The Executive Dashboard

A SaaS company lives and dies by its Monthly Active Users (MAU). Investors ask about it. The board tracks it. Today, the CEO asked me to build this metric from scratch.

The Quest: Defining "Active"

Before writing any SQL, we had to agree on the definition:

  • A "User" is a unique `user_id`.
  • "Active" means they performed any event (login, click, etc.) in the `events` table.
  • "Monthly" means within a specific calendar month.
  • The Implementation: The MAU Query

    -- MAU for January 2026

    SELECT

    COUNT(DISTINCT user_id) AS mau

    FROM events

    WHERE event_date BETWEEN '2026-01-01' AND '2026-01-31';

    Trend: MAU Over Time

    To see every month:

    SELECT

    DATE_TRUNC('month', event_date) AS activity_month,

    COUNT(DISTINCT user_id) AS mau

    FROM events

    GROUP BY DATE_TRUNC('month', event_date)

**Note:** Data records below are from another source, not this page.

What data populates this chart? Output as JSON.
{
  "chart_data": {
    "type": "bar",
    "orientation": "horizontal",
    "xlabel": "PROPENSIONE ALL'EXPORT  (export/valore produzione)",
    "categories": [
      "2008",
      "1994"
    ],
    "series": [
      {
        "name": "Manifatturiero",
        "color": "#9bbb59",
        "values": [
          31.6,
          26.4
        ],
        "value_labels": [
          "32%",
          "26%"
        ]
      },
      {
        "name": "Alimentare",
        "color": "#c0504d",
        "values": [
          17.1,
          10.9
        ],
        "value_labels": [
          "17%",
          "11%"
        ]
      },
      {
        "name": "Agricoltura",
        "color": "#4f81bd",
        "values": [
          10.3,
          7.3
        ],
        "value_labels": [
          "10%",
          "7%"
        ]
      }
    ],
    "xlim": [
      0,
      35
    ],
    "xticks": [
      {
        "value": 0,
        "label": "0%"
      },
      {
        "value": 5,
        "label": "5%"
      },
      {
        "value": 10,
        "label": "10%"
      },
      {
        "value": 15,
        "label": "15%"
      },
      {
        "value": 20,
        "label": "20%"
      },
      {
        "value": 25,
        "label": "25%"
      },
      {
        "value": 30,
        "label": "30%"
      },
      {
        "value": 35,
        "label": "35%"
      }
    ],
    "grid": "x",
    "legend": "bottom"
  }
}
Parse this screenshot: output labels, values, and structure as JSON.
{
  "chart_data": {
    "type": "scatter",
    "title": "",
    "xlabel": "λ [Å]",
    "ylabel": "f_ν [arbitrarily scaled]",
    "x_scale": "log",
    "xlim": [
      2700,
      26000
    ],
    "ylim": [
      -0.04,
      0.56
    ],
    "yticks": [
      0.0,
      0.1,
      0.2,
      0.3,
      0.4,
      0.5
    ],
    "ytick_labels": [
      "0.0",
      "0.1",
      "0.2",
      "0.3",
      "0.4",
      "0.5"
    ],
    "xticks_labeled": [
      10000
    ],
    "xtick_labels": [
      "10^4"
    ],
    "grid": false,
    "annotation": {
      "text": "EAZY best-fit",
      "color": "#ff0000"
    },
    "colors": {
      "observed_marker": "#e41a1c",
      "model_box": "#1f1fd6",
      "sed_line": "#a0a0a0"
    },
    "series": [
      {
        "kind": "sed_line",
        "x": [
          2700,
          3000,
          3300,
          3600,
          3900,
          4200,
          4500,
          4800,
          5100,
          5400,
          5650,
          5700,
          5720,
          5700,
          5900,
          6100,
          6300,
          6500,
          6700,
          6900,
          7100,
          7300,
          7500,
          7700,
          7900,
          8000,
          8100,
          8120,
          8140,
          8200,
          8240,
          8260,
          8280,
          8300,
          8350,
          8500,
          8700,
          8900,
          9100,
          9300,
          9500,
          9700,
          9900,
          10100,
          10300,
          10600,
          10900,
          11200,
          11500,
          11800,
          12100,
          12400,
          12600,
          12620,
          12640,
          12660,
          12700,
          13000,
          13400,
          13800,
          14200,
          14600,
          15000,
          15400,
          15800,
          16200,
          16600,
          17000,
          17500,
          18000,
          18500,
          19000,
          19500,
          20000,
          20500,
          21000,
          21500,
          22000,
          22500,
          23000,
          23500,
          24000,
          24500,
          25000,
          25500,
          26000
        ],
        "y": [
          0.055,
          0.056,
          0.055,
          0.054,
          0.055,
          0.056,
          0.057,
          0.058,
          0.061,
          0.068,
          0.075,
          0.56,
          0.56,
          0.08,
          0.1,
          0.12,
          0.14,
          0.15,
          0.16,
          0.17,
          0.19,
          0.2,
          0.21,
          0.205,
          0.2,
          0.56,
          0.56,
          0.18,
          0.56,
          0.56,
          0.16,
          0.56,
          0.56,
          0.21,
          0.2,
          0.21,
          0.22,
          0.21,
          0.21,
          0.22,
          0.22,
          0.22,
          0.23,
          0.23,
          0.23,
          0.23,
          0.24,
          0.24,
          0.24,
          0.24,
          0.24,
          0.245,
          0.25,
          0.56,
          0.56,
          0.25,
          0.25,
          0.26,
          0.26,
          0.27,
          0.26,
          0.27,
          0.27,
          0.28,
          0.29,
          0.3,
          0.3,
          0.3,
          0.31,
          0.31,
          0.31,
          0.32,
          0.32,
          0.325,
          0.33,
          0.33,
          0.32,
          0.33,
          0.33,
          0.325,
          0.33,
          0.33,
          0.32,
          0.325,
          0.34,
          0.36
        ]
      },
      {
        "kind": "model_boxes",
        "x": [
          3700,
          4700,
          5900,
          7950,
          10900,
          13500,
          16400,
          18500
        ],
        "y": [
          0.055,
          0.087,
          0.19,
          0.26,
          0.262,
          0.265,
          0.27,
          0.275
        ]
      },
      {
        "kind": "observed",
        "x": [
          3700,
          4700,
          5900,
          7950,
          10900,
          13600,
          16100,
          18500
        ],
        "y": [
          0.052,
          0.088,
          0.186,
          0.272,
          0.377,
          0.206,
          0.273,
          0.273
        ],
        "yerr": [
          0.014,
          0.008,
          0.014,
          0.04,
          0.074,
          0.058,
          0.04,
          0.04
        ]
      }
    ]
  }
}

    ORDER BY activity_month;

    The "Oops" Moment

    I once forgot to use `DISTINCT`. My query returned the number of *events* (100,000), not the number of *users* (5,000). The CEO thought we went viral.

    **Pro Tip**: When counting people, always use `COUNT(DISTINCT identifier)`. Otherwise, a power user who logs in 100 times will count as 100 people.

    The Victory

    The dashboard now shows a clear MAU trend line, going up and to the right. It's the single number that the entire leadership team trusts. Building MAU is one of the most valuable skills in the modern data economy.

    Your Task for Today

    Calculate your own "Monthly Active Users" from a table of logins or events. See how the count changes when you use `DISTINCT` vs. without.